Потом советская власть закончилась, как хорошая погода. Крыша Российской империи стала протекать, и люди побежали прятаться в национальные квартиры.

Филин папа развелся с женой, женился на Фире и уехал с ней в Израиль. Фиру я видел только один раз. Она была плотной женщиной с умным лицом и слишком большой даже для еврейки грудью. Грудь вызывающе торчала вперед, как броня танка «Абрамс», и так же раскачивалась при движении. Сила и мощь. Папин выбор вызывал безусловное уважение: не всякий танкист справится с такой серьезной машиной.

Через пару лет вызванные папиным маневром страсти улеглись, и общение с прежней семьей возобновилось.

Анатолий Натанович, всю жизнь проживший на северо-западе, трудно привыкал к жесткой жаре пустыни, наждачному ветру и постоянной полувоенной напряженке исторической Родины.

Ему снились крепкие шляпки белых грибов на изумрудном моховом ковре соснового бора. Снились хариусы в прозрачных до дна ручьях, хрустальный иней на деревьях и скрип снега под ногами в ясный морозный день.

Он часто звонил сыну:

— Не понимаю я этих евреев. Нашли же место, где жить. Чего тут хорошего? Чтобы дерево росло, к нему нужно шланг с водой подвести. Сколько деревьев, столько и шлангов. Мы же умный народ. Надо было на Канарах поселиться. И арабов там нет. И море не «мертвое»

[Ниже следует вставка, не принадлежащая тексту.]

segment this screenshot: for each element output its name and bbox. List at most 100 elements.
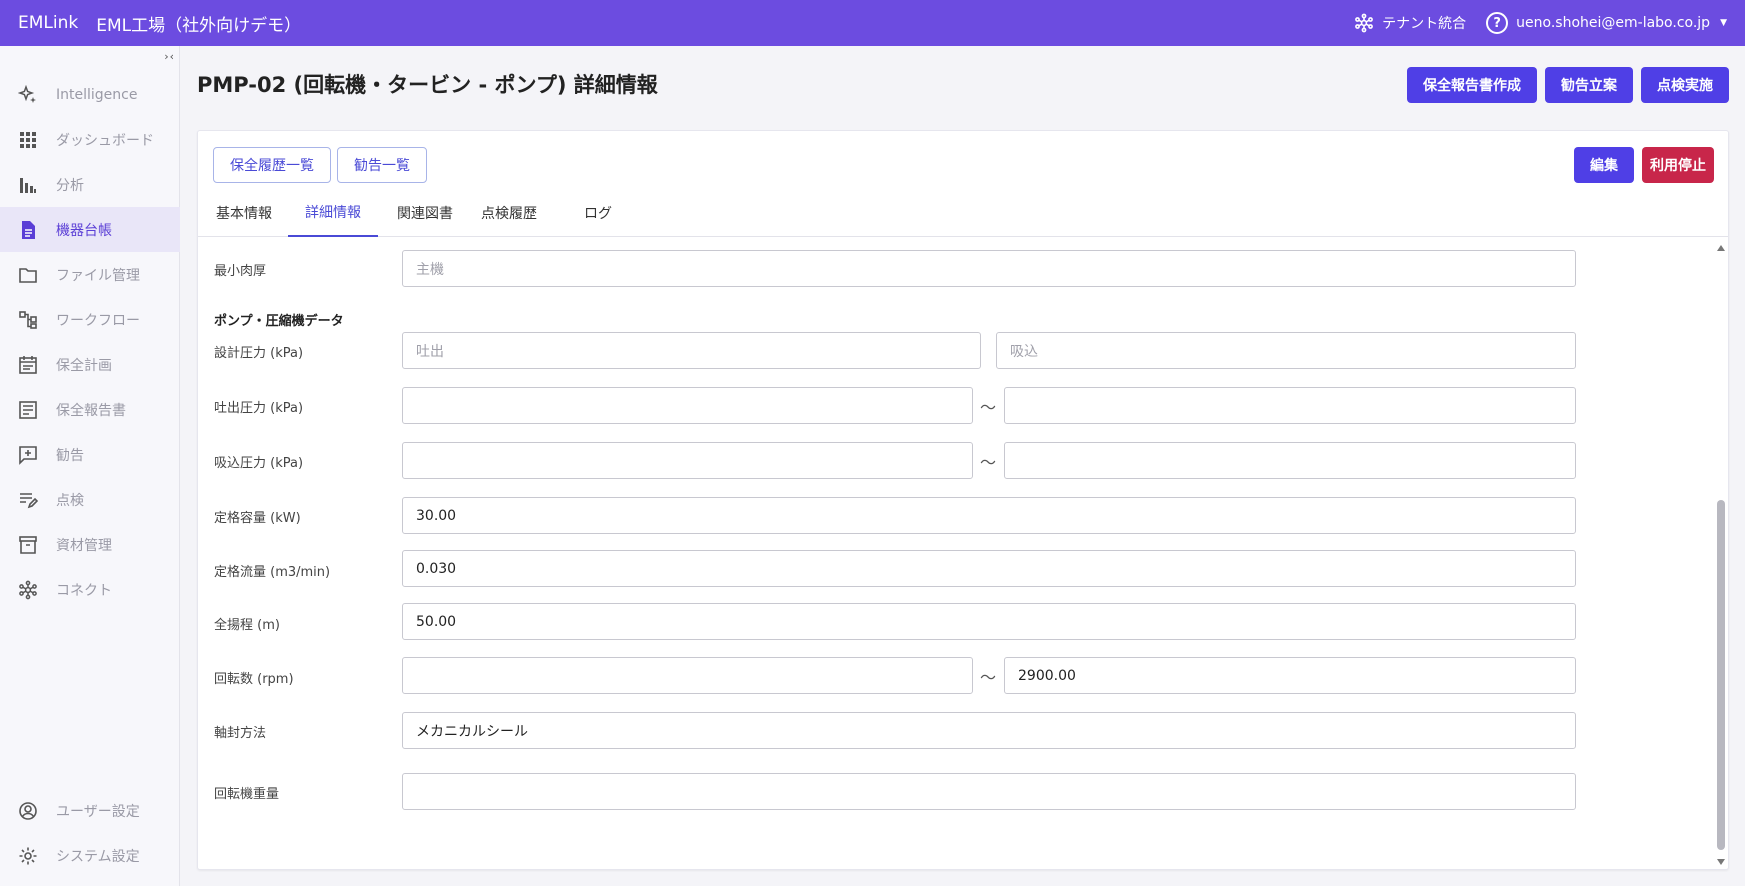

Потом папа пригласил Филю в гости.

Филя гордился и нервничал. Он никогда еще не был за границей, а тут не куда-нибудь, а сразу в Израиль. Когда документы наконец были оформлены и билет на самолет куплен, Филя позвонил отцу.

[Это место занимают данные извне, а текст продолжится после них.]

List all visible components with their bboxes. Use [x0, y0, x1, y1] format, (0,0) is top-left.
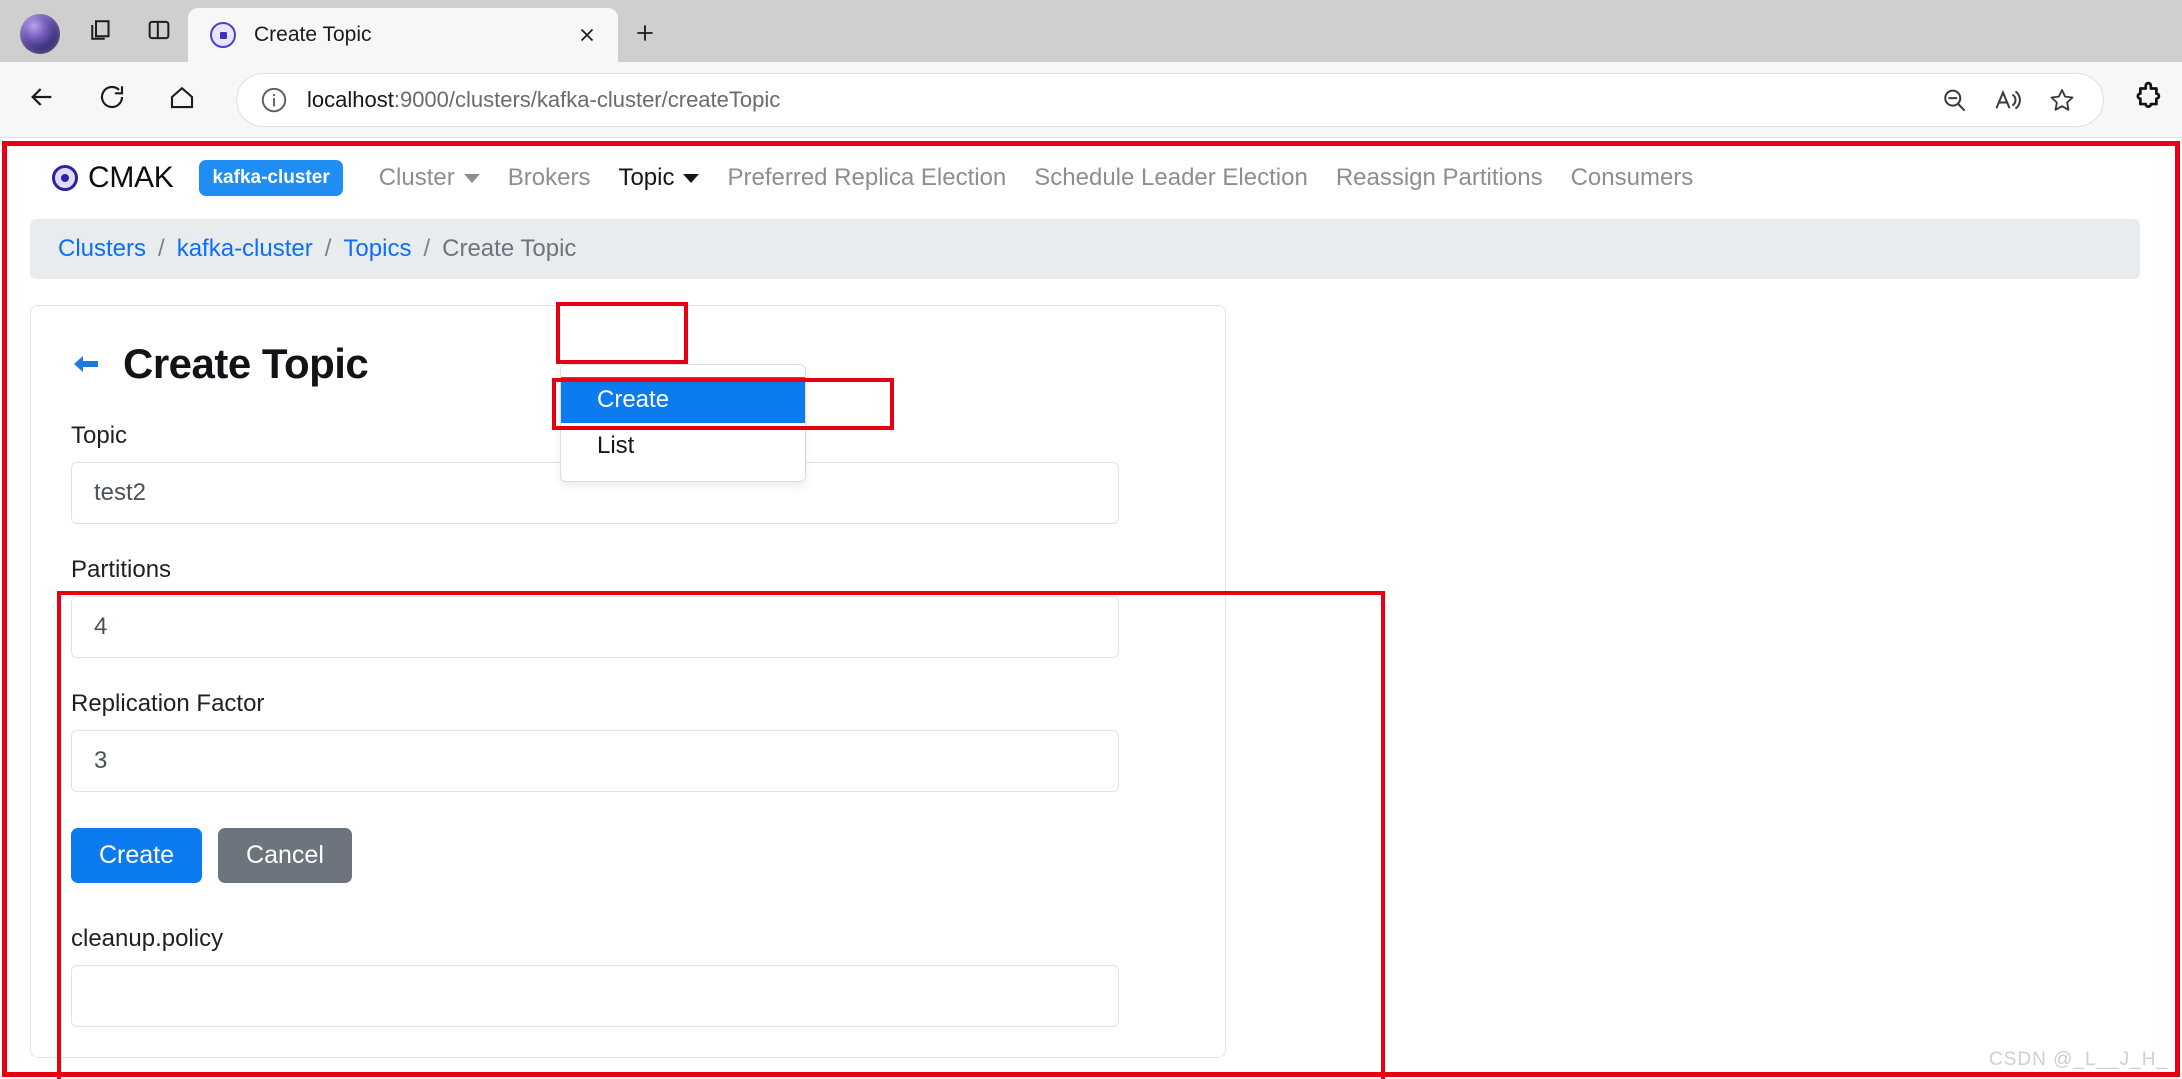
breadcrumb-separator: / — [324, 235, 332, 262]
split-screen-button[interactable] — [130, 6, 188, 58]
home-icon — [167, 82, 197, 117]
copy-stack-icon — [86, 15, 116, 50]
tab-strip: Create Topic — [0, 0, 2182, 62]
brand-label: CMAK — [88, 161, 174, 194]
home-button[interactable] — [154, 72, 210, 128]
read-aloud-button[interactable] — [1991, 83, 2025, 117]
label-replication-factor: Replication Factor — [71, 690, 265, 717]
watermark: CSDN @_L__J_H_ — [1988, 1049, 2168, 1070]
close-icon[interactable] — [570, 18, 604, 52]
field-partitions: Partitions — [71, 556, 1185, 658]
breadcrumb-item-clusters[interactable]: Clusters — [58, 235, 146, 263]
nav-label-topic: Topic — [618, 164, 675, 191]
new-tab-button[interactable] — [618, 11, 672, 59]
reload-icon — [97, 82, 127, 117]
cmak-navbar: CMAK kafka-cluster Cluster Brokers Topic… — [0, 139, 2182, 217]
split-pane-icon — [145, 16, 173, 49]
back-button[interactable] — [14, 72, 70, 128]
page-viewport: CMAK kafka-cluster Cluster Brokers Topic… — [0, 139, 2182, 1079]
label-partitions: Partitions — [71, 556, 172, 583]
breadcrumb-separator: / — [158, 235, 165, 262]
cmak-brand[interactable]: CMAK — [52, 161, 174, 195]
nav-item-schedule-leader-election[interactable]: Schedule Leader Election — [1020, 154, 1322, 202]
profile-avatar[interactable] — [20, 14, 60, 54]
label-cleanup-policy: cleanup.policy — [71, 925, 224, 952]
breadcrumb-item-topics[interactable]: Topics — [343, 235, 411, 263]
puzzle-piece-icon — [2133, 80, 2167, 119]
cancel-button[interactable]: Cancel — [218, 828, 352, 883]
page-title: Create Topic — [123, 340, 369, 387]
browser-toolbar: localhost:9000/clusters/kafka-cluster/cr… — [0, 62, 2182, 138]
breadcrumb-separator: / — [423, 235, 431, 262]
browser-tab[interactable]: Create Topic — [188, 8, 618, 62]
extensions-button[interactable] — [2122, 72, 2178, 128]
field-cleanup-policy: cleanup.policy — [71, 925, 1185, 1027]
menu-item-list[interactable]: List — [561, 423, 805, 469]
zoom-out-button[interactable] — [1937, 83, 1971, 117]
field-replication-factor: Replication Factor — [71, 690, 1185, 792]
nav-item-consumers[interactable]: Consumers — [1557, 154, 1708, 202]
back-arrow-icon[interactable] — [71, 347, 101, 381]
tab-title: Create Topic — [254, 23, 372, 46]
nav-item-topic[interactable]: Topic — [604, 154, 713, 202]
menu-item-create[interactable]: Create — [561, 377, 805, 423]
cmak-favicon-icon — [210, 22, 236, 48]
url-path: :9000/clusters/kafka-cluster/createTopic — [393, 86, 781, 112]
back-arrow-icon — [26, 81, 58, 118]
replication-factor-input[interactable] — [71, 730, 1119, 792]
cmak-logo-icon — [52, 165, 78, 191]
url-text: localhost:9000/clusters/kafka-cluster/cr… — [307, 87, 1937, 113]
address-bar[interactable]: localhost:9000/clusters/kafka-cluster/cr… — [236, 72, 2104, 127]
nav-item-cluster[interactable]: Cluster — [365, 154, 494, 202]
info-circle-icon[interactable] — [259, 85, 289, 115]
topic-dropdown-menu: Create List — [560, 364, 806, 482]
nav-item-brokers[interactable]: Brokers — [494, 154, 605, 202]
nav-label-cluster: Cluster — [378, 164, 455, 191]
breadcrumb: Clusters / kafka-cluster / Topics / Crea… — [30, 219, 2140, 279]
url-host: localhost — [307, 86, 394, 112]
breadcrumb-item-kafka-cluster[interactable]: kafka-cluster — [177, 235, 313, 263]
omnibox-actions — [1937, 83, 2087, 117]
browser-window: Create Topic localhost:9000/clusters/kaf… — [0, 0, 2182, 1079]
tab-collections-button[interactable] — [72, 6, 130, 58]
nav-item-preferred-replica-election[interactable]: Preferred Replica Election — [713, 154, 1020, 202]
cleanup-policy-input[interactable] — [71, 965, 1119, 1027]
favorites-button[interactable] — [2045, 83, 2079, 117]
chevron-down-icon — [683, 174, 700, 183]
create-button[interactable]: Create — [71, 828, 203, 883]
form-actions: Create Cancel — [71, 828, 1185, 883]
partitions-input[interactable] — [71, 596, 1119, 658]
nav-item-reassign-partitions[interactable]: Reassign Partitions — [1322, 154, 1557, 202]
cluster-badge[interactable]: kafka-cluster — [199, 160, 343, 196]
chevron-down-icon — [463, 174, 480, 183]
plus-icon — [632, 17, 658, 54]
breadcrumb-item-create-topic: Create Topic — [442, 235, 577, 262]
reload-button[interactable] — [84, 72, 140, 128]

— Папа, а что привезти тебе в подарок?

— Ну что можно привезти в Израиль из бедной России. У нас же все есть. Хотя… — папа подумал и вспомнил, чего ему все-таки не хватало. — Анатолий, привези веников.

— К-к-каких веников?

— Каких-каких… березовых, конечно. Здесь только дорогущие. Из Канады. А мы с друзьями иногда в баню ходим. Не то, конечно. В прорубь не нырнешь. А веники в цене, как будто их Фаберже делал.

Папа подумал еще.

— Сала привези. И крошева. Очень серых щей хочется. Со свининой. Тут, сам понимаешь, не по профилю.

— А водка у вас там хоть есть?

— Ну да, есть. Кошерная.

— Это как же? Безалкогольная?

Папа засмеялся.

— Сынок, ну мы же умные люди. Водка — она и в Африке водка. Какая разница, что на бумажке написано. Водку не надо, не вези. Веники, главное, не забудь.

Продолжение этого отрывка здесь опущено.